Yes, it’s the title of a Joan Osbourne song. But it’s also a great question.
The ancient Jews must have had a hard time relating to God. They knew Him as a cloud that hovered over the tabernacle during the day and as a pillar of fire during the night. They knew Him as a booming voice at Mount Sinai that scared the holy dickens out of them. They knew Him as the power that caused the earth to swallow up Korah and those who followed him in his rebellion. God was huge, invisible, unimaginable, and a source of great fear to them. I’ll bet it was hard for them to relate to God or, maybe more importantly, to feel like God related to them. God was nothing like them, it seemed. If I were a Jew living back then I probably would have wished that God was a little more human. I probably would have wondered how God would act if He actually was a human.
That is exactly what we see in Jesus. It is in Jesus that we find the answer to the question, “What would God be like if He was a man like me?” That is what is so amazing about the incarnation. God put on flesh and came to be one of us. Yes, to save us, but also so we could relate to Him and understand Him more fully.
Hebrews 1:3 tells us that Jesus is the brightness of His (the Father’s) glory and the express image of His person. The brightness of glory is the aspect of His glory that is visible and observable. Jesus is also the express image of God. In other words, Jesus is the literal visible expression of God, not like the rest of us humans who are just made in the image of God instead of in the express image of God. Jesus also says amazing things like the Son can do nothing of Himself, but what He sees the Father do; for whatever He does, the Son also does in like manner. (John 5:19) Here Jesus is saying that everything He does — crying at the death of Lazarus, hanging out with prostitutes and sinners, forgiving those who crucified Him, washing the feet of His disciples — are akin to the things that He sees the Father do. Jesus shows us the heart of God the Father.

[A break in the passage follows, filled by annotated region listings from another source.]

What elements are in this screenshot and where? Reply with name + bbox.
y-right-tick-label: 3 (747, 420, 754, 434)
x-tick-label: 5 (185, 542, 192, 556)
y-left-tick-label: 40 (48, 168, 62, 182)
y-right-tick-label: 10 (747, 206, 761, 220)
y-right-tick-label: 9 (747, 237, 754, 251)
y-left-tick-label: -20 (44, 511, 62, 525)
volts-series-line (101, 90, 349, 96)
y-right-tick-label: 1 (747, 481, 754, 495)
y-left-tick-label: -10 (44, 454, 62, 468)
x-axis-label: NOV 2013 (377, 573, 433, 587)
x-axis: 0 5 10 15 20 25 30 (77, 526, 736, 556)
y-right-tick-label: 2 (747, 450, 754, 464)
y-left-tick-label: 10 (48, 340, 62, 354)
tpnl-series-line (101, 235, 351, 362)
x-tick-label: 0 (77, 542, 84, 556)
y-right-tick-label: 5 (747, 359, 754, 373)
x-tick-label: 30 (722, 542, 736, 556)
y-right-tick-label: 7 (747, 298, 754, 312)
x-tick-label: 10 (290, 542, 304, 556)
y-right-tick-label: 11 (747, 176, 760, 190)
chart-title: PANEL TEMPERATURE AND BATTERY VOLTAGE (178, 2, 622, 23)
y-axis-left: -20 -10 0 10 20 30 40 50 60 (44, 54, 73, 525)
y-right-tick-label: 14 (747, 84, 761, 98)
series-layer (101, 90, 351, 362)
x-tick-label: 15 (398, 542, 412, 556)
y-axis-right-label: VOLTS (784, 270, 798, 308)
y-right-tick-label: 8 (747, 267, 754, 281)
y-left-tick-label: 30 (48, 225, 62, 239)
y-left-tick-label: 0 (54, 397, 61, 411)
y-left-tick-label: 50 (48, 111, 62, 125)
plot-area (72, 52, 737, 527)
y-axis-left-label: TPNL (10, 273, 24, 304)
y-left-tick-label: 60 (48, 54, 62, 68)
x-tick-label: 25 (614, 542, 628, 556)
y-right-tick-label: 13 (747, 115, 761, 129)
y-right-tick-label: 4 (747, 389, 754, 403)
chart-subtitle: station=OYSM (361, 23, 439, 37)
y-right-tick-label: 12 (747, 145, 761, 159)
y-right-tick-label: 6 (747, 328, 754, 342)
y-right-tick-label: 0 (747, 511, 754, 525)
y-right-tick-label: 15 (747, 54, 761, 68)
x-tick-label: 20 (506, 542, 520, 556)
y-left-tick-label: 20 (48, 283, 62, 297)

Later in the gospel of John, Jesus says, I and my Father are one. I’ve heard some say that Jesus simply meant that they were one in purpose. The Jews at that time certainly didn’t take it that way. Their reaction to this proclamation was to immediately pick up stones to kill him — the punishment for blasphemy. The Jews wouldn’t have had a problem with someone claiming they were one in purpose with God. The Jews would have undoubtedly claimed the same thing. They understood that Jesus was claiming He was literally one with God, and they wanted to kill Him for saying it.
It turns out that Joan Osbourne’s musical question is the very question that can save all of humanity. If only people would really ask the question and have faith to accept the answer…
God was one of us. And God will forever be one of us through Jesus, one of three persons of the Godhead.